I used to eat a lot of coconut yogurt, which is a great alternative for dairy yogurts, but since I’ve cut back on the fat, I don’t eat any. Also, you can’t use any rice or soya creams, because most of the time they contain oils and preservatives. But I really love adding some kind of cream to my soups or on the top of my porridge etc.
I wanted to find a low-fat version, which doesn’t contain a lot of additives.
I made this rice yogurt, and I love it. Get prepared that the taste is going to be different considering there’s no added sweetener and other flavorings. I usually cook with it, or I add some maple syrup to it and enjoy it with my porridge.
If you taste it and you’re still not a fan of it, you can always go for the coconut yogurt, but if you want a really low-fat yogurt then this recipe is for you.
It also a plus that this recipe doesn’t contain any thickening agent then most coconut and soya yogurts. Because of the texture of the rice, you don’t need it at all. How cool is that?
Cook time: 10-15 minutes
- 500 g (1,1 lb) rice
- 400-500 ml water or coconut water
- 2 probiotic capsules
- sweetener (optional)
- Cook the rice on the stove.
- Let the rice cool and blend it with water in a high-speed blender until really smooth.

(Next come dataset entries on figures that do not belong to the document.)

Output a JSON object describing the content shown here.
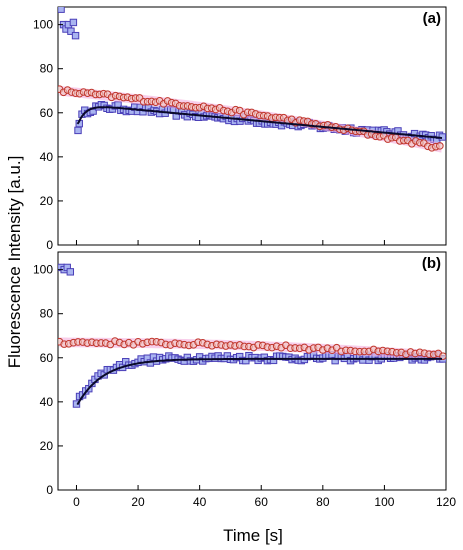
{
  "figure": {
    "ylabel": "Fluorescence Intensity [a.u.]",
    "xlabel": "Time [s]"
  },
  "chart_data": [
    {
      "type": "scatter",
      "panel_label": "(a)",
      "xlim": [
        -6,
        120
      ],
      "ylim": [
        0,
        108
      ],
      "x_ticks": [
        0,
        20,
        40,
        60,
        80,
        100,
        120
      ],
      "y_ticks": [
        0,
        20,
        40,
        60,
        80,
        100
      ],
      "show_x_tick_labels": false,
      "grid": false,
      "series": [
        {
          "marker": "square",
          "color": "#4a3fb8",
          "fill": "#a9b4f0",
          "pre_bleach": [
            [
              -5,
              107
            ],
            [
              -4.2,
              100
            ],
            [
              -3.4,
              98
            ],
            [
              -2.6,
              100
            ],
            [
              -1.8,
              97
            ],
            [
              -1.0,
              101
            ],
            [
              -0.3,
              95
            ]
          ],
          "post_start": 0,
          "post_end": 119,
          "post_step": 0.9,
          "post_fn": {
            "kind": "recovery_decay",
            "base": 55,
            "amp": 9,
            "tau": 2.5,
            "slope": -0.13,
            "start_offset": 0.5
          },
          "extra_points": [
            [
              0.5,
              52
            ]
          ]
        },
        {
          "marker": "circle",
          "color": "#c0362c",
          "fill": "#f2c9c2",
          "band_color": "#f2a6d8",
          "post_start": -5.5,
          "post_end": 119,
          "post_step": 1.3,
          "post_fn": {
            "kind": "linear",
            "y0": 70,
            "y1": 44,
            "x0": -5.5,
            "x1": 119,
            "bow": 2.5
          }
        }
      ],
      "fit": {
        "color": "#0a0a2a",
        "x_start": 0.3,
        "x_end": 119,
        "fn": {
          "kind": "recovery_decay",
          "base": 55,
          "amp": 9,
          "tau": 2.5,
          "slope": -0.13,
          "start_offset": 0.5
        }
      }
    },
    {
      "type": "scatter",
      "panel_label": "(b)",
      "xlim": [
        -6,
        120
      ],
      "ylim": [
        0,
        108
      ],
      "x_ticks": [
        0,
        20,
        40,
        60,
        80,
        100,
        120
      ],
      "y_ticks": [
        0,
        20,
        40,
        60,
        80,
        100
      ],
      "show_x_tick_labels": true,
      "grid": false,
      "series": [
        {
          "marker": "square",
          "color": "#4a3fb8",
          "fill": "#a9b4f0",
          "pre_bleach": [
            [
              -5,
              101
            ],
            [
              -4.0,
              100
            ],
            [
              -3.0,
              101
            ],
            [
              -2.0,
              99
            ]
          ],
          "post_start": 0,
          "post_end": 119,
          "post_step": 1.0,
          "post_fn": {
            "kind": "recovery",
            "y0": 39,
            "yinf": 60,
            "tau": 8
          }
        },
        {
          "marker": "circle",
          "color": "#c0362c",
          "fill": "#f2c9c2",
          "band_color": "#f2a6d8",
          "post_start": -5.5,
          "post_end": 119,
          "post_step": 1.5,
          "post_fn": {
            "kind": "linear",
            "y0": 67,
            "y1": 61,
            "x0": -5.5,
            "x1": 119,
            "bow": 1.5
          }
        }
      ],
      "fit": {
        "color": "#0a0a2a",
        "x_start": 0.3,
        "x_end": 119,
        "fn": {
          "kind": "recovery",
          "y0": 38,
          "yinf": 59.5,
          "tau": 8.5
        }
      }
    }
  ]
}
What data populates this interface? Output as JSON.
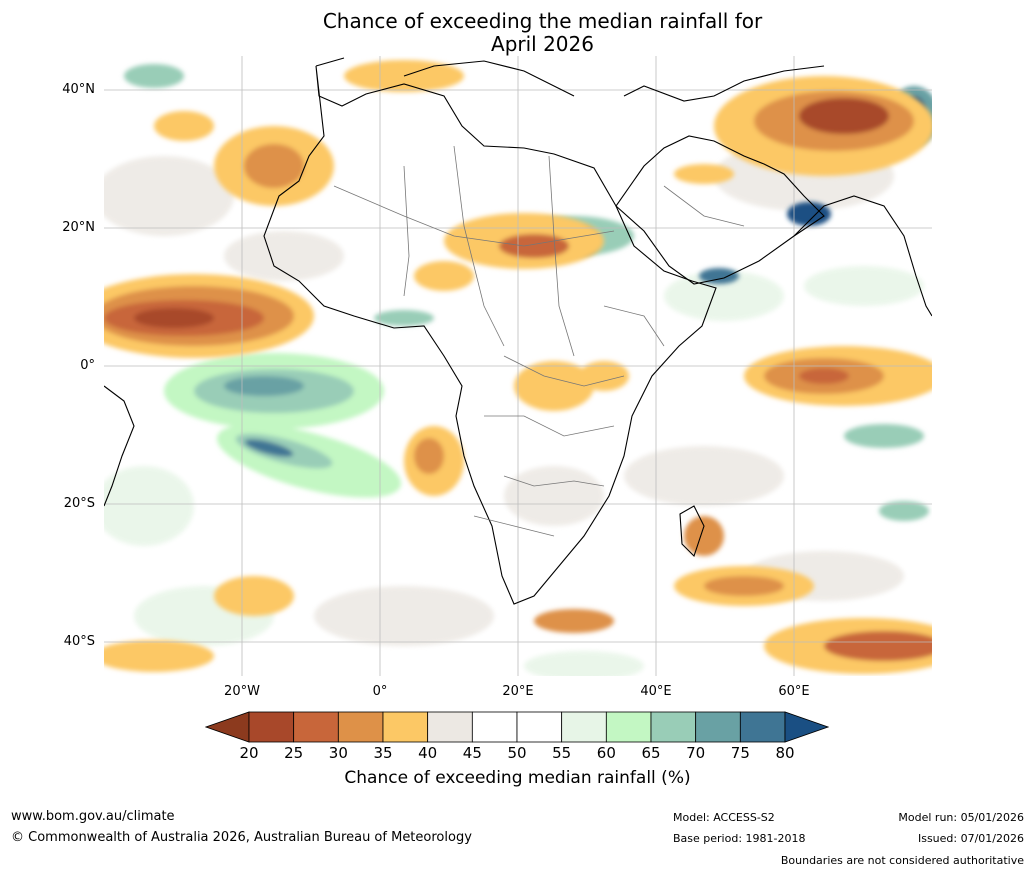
{
  "title_line1": "Chance of exceeding the median rainfall for",
  "title_line2": "April 2026",
  "lat_labels": [
    "40°N",
    "20°N",
    "0°",
    "20°S",
    "40°S"
  ],
  "lon_labels": [
    "20°W",
    "0°",
    "20°E",
    "40°E",
    "60°E"
  ],
  "colorbar": {
    "ticks": [
      "20",
      "25",
      "30",
      "35",
      "40",
      "45",
      "50",
      "55",
      "60",
      "65",
      "70",
      "75",
      "80"
    ],
    "colors": [
      "#8c3a1e",
      "#a8482a",
      "#c8663a",
      "#de9148",
      "#fcc865",
      "#ece8e3",
      "#ffffff",
      "#ffffff",
      "#e7f5e7",
      "#c3f7c3",
      "#99cdb7",
      "#69a1a4",
      "#3f7594",
      "#1a4f83"
    ],
    "label": "Chance of exceeding median rainfall (%)"
  },
  "footer": {
    "website": "www.bom.gov.au/climate",
    "copyright": "© Commonwealth of Australia 2026, Australian Bureau of Meteorology",
    "model": "Model: ACCESS-S2",
    "base_period": "Base period: 1981-2018",
    "model_run": "Model run: 05/01/2026",
    "issued": "Issued: 07/01/2026",
    "disclaimer": "Boundaries are not considered authoritative"
  }
}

You can use coconut water to make it sweeter. Slowly add the water, if you want it to be thick, add less, if you like it a little bit runnier add more.
- Pour it into a glass jar. Twist open the probiotic capsules and pour the powdery contents over the milk (discard the capsule’s casing). Whisk to combine. Make sure that the yogurt is not warm at all, so you don’t kill the good bacteria.
- Add this point also you can add some sweetener if you want.
- Cover the jar with a paper towel, for 3-6 hours on the kitchen counter. (This will allow the fermentation).
- Seal and store it in the refrigerator. The culture will keep up to 3-4 days but will continue to get more cultured each day. Once it culturizes it will have a slight zing to it, and each day that zing will get stronger.
- Add it to your smoothie bowl or porridge, or add it to cooked food to get a creamy texture, but only when the food is already on room temperature (if you don’t wanna destroy the bacteria).